Dioscin suppresses hepatocellular carcinoma tumor growth by inducing apoptosis and regulation of TP53, BAX, BCL2 and cleaved CASP3.

BACKGROUND

Hepatocellular carcinoma (HCC) is the most commonly diagnosed malignancy of the liver, occurs frequently in the setting of chronic liver injury. Although multiple therapeutic approaches are available, the prognosis of patients with HCC remains poor. Dioscin is a natural steroid saponin that presents in various plants. The anti-cancer and anti-fibrotic effects have been extensively reported. However, the effect of dioscin on HCC remains unclear. We aimed to investigate the anti-HCC properties of dioscin in vitro and in vivo.

METHODS

MTT (3-(4,5-dimethylthiazol-2-yl)- 2,5-diphenyl-tetrazolium bromide) assay was used to analyze the growth inhibition activity of Dioscin in human cell lines, Bel-7402, HepG2, Lovo, and EAhy926. Antitumor activity through induction of apoptosis was evaluated by flow cytometry using Annexin-V and propidium iodide (PI) staining, laser scanning confocal microscopy (LSCM) analysis with Hochest33342 and PI labeling, and DNA fragmentation analysis. The expression of apoptosis-related proteins tumor protein p53 (TP53), BCL2-associated X protein (BAX), B-Cell CLL/Lymphoma 2 (BCL2) and Caspase 3 (CASP3) was measured by Western blot.

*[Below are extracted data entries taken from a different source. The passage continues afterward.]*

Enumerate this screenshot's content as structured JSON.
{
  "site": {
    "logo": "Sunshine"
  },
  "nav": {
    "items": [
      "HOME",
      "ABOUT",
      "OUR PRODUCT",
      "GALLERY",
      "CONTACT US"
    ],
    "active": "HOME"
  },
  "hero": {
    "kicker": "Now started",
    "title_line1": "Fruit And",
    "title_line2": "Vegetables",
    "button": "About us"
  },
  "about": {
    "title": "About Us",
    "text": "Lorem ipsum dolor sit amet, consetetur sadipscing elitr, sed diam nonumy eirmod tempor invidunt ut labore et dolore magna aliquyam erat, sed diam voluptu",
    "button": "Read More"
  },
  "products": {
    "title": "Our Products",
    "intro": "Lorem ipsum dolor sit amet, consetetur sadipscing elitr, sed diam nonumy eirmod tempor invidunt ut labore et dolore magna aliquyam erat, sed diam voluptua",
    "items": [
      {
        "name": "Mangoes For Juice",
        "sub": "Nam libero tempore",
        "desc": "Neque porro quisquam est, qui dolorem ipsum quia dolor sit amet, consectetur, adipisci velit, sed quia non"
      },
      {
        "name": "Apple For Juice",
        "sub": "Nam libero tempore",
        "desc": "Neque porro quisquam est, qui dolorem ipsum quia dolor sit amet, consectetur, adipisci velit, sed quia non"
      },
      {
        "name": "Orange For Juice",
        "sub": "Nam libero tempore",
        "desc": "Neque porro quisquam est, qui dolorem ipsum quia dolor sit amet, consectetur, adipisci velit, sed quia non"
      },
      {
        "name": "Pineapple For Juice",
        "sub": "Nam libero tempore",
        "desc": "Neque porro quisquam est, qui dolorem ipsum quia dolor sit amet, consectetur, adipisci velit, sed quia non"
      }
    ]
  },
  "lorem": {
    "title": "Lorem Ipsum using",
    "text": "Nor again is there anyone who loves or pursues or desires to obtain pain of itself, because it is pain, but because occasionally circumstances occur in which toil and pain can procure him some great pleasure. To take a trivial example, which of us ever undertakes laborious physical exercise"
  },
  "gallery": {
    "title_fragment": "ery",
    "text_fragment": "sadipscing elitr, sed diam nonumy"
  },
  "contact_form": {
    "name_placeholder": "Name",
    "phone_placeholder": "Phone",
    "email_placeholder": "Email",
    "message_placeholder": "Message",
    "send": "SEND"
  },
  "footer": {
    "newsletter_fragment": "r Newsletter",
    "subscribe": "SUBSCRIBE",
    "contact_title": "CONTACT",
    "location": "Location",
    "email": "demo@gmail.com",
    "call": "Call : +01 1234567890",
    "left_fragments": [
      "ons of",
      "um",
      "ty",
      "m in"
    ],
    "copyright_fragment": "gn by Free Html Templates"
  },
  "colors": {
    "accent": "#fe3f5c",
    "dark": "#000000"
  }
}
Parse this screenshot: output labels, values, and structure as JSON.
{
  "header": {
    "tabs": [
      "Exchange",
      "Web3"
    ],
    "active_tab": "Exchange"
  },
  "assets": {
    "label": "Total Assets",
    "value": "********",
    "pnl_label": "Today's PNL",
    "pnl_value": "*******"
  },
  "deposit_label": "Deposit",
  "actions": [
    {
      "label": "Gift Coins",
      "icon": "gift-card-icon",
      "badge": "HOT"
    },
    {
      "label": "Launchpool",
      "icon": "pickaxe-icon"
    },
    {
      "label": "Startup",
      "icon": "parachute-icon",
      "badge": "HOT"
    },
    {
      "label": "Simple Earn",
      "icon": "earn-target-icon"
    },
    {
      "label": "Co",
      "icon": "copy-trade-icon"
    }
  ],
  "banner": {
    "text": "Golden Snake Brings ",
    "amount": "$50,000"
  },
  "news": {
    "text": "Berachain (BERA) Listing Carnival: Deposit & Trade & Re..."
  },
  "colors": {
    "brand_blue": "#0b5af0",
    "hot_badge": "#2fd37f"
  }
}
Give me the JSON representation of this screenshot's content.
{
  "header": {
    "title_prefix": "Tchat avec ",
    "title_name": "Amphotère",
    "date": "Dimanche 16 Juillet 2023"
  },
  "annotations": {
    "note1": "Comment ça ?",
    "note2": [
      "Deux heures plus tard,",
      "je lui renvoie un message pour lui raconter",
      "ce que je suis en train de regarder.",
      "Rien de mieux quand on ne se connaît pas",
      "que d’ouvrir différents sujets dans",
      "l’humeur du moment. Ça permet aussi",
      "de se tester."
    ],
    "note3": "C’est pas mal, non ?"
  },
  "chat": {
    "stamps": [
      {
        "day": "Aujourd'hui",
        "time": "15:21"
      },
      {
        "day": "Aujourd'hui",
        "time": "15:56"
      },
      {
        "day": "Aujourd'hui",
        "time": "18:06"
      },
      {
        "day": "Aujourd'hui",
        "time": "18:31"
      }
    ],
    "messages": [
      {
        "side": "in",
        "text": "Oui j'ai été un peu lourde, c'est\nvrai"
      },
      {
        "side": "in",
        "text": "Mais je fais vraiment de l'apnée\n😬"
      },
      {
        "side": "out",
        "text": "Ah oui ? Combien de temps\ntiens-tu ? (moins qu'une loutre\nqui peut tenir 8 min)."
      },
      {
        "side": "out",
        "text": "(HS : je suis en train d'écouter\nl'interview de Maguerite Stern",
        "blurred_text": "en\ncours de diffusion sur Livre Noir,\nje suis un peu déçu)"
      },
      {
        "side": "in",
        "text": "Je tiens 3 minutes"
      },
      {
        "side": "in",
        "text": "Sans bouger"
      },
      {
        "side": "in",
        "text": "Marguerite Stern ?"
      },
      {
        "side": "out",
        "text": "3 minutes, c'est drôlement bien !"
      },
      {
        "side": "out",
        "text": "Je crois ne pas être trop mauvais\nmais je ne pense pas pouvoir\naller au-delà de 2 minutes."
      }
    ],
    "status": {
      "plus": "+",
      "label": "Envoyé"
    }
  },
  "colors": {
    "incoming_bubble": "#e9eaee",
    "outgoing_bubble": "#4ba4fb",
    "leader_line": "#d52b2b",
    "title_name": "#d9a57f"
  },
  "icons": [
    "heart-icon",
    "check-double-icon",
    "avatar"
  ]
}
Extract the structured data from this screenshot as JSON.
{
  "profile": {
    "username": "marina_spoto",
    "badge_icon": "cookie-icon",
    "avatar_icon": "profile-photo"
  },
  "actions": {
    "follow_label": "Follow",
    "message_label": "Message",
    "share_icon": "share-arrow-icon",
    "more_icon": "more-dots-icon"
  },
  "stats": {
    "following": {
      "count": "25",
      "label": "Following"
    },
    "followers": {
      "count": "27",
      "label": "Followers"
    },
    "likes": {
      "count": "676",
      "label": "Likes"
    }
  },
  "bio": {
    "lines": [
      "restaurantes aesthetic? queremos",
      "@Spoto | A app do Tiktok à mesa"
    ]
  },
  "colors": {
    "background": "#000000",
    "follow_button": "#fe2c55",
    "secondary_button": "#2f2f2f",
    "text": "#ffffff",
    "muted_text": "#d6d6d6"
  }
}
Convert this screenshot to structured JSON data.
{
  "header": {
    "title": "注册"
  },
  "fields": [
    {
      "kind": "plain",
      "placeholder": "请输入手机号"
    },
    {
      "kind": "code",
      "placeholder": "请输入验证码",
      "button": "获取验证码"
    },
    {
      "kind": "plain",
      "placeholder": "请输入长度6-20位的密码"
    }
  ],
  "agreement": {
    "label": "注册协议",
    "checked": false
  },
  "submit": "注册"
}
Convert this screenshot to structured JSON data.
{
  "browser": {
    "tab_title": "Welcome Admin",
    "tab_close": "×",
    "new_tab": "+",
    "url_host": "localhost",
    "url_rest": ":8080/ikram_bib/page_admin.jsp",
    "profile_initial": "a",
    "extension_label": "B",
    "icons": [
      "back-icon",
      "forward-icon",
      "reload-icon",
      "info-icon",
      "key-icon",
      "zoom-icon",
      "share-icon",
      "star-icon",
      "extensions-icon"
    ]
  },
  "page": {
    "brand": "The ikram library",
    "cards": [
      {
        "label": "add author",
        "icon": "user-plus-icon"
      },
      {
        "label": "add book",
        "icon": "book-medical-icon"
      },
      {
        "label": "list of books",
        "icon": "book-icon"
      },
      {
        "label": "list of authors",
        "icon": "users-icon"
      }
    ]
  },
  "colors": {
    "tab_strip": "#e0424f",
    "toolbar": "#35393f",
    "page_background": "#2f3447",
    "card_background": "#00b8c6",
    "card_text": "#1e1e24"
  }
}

Nude mice bearing Bel-7402 were administered intraperitoneally at different doses of dioscin and 5-FU (5-Fluorouracil) treatment was used as a control. Tumor volume and tumor weight of each mouse were then measured.

RESULTS

We demonstrated that Dioscin inhibited proliferation of HCC cell lines in a dose-dependent manner. Dioscin also significantly induced morphological changes during death by apoptosis and increased DNA damage of Bel-7402 cells. Moreover, we demonstrated that Dioscin displayed anticancer activity via up-regulating expression of TP53, BAX and CASP3 protein, as well as down-regulating BCL2 in Bel-7402 cells. Notably, the in vivo anticancer activity of Dioscin was further assessed and achieved greater inhibition efficiency at the concentration increased to 24mg/kg/day than 5-FU at dose of 10mg/kg/day in nude mice bearing Bel-7402 cells.

CONCLUSIONS

Dioscin inhibited tumor growth via inducing apoptosis, which was accompanied by altered expression of apoptotic pathway proteins, such as TP53, BAX, BCL2 and CASP3. Our findings indicate that further evaluation of dioscin as a novel therapeutic approach for HCC is warranted.